In scope: dbt project design, dimensional modeling (Kimball methodology), SQL transformation logic, data testing, semantic-layer metric definition, CI/CD for dbt, and warehouse query optimization.

Out of scope: Raw data ingestion and extraction (ELT/ETL orchestration tools like Fivetran or Airbyte), data infrastructure provisioning, BI tool configuration beyond semantic-layer integration, and real-time streaming pipelines.

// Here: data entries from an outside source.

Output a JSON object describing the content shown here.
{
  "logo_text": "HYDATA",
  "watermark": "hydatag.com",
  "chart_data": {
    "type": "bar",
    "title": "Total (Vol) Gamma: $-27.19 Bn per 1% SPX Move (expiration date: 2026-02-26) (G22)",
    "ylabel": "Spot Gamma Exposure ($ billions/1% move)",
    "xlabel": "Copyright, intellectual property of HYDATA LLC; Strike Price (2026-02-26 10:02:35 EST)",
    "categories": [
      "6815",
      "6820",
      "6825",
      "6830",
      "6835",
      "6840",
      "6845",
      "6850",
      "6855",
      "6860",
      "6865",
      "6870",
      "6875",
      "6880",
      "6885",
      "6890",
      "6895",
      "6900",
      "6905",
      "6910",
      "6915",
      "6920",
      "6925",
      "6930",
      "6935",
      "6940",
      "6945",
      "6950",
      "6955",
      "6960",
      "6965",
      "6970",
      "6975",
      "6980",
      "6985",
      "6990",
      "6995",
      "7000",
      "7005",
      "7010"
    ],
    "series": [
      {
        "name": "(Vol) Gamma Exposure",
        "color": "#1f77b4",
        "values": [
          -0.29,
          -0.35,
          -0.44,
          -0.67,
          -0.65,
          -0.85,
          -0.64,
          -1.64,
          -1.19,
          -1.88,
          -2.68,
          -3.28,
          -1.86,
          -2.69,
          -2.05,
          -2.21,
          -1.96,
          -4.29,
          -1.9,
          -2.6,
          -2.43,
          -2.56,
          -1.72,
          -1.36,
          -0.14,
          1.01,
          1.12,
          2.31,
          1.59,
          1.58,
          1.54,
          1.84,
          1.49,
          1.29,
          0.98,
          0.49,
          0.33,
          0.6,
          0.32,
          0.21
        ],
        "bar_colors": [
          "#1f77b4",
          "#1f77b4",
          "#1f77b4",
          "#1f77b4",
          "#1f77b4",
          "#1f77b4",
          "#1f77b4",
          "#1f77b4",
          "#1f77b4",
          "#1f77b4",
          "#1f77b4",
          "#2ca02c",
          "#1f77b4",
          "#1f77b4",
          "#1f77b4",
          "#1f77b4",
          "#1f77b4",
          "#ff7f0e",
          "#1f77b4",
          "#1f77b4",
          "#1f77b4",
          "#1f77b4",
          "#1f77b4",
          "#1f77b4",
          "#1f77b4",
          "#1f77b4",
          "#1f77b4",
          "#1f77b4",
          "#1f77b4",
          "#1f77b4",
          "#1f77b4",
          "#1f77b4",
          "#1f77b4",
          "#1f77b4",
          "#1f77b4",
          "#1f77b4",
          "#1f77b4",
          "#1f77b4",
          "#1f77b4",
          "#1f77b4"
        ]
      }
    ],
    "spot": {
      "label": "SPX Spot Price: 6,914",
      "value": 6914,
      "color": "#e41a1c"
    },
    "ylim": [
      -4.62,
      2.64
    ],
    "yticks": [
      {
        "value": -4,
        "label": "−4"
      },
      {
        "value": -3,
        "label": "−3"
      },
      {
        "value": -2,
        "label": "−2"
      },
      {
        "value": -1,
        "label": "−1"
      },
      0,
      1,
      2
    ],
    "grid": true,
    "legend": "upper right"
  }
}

Limitations: The Python tools operate on dbt manifest/catalog JSON artifacts and do not query the warehouse directly. Scoring heuristics in quality_scorer.py use rule-based deductions that may not cover every project convention. All scripts use the Python standard library only -- no external dependencies required.

Integration Points

  • Data Engineer (engineering/senior-data-engineer): Coordinates on source table contracts, ingestion SLAs, and schema change notifications.
  • Business Intelligence (data-analytics/business-intelligence): Consumes mart models and semantic-layer metrics; dashboard specs reference model outputs.
  • Data Analyst (data-analytics/data-analyst): Writes ad-hoc queries against mart models; reports data quality issues back to the analytics engineer.
  • MLOps Engineer (data-analytics/ml-ops-engineer): Feature engineering pipelines may depend on intermediate or mart models as upstream inputs.
  • CI/CD Workflows (templates/): Slim CI patterns (state:modified+) integrate into GitHub Actions or similar runners for automated PR validation.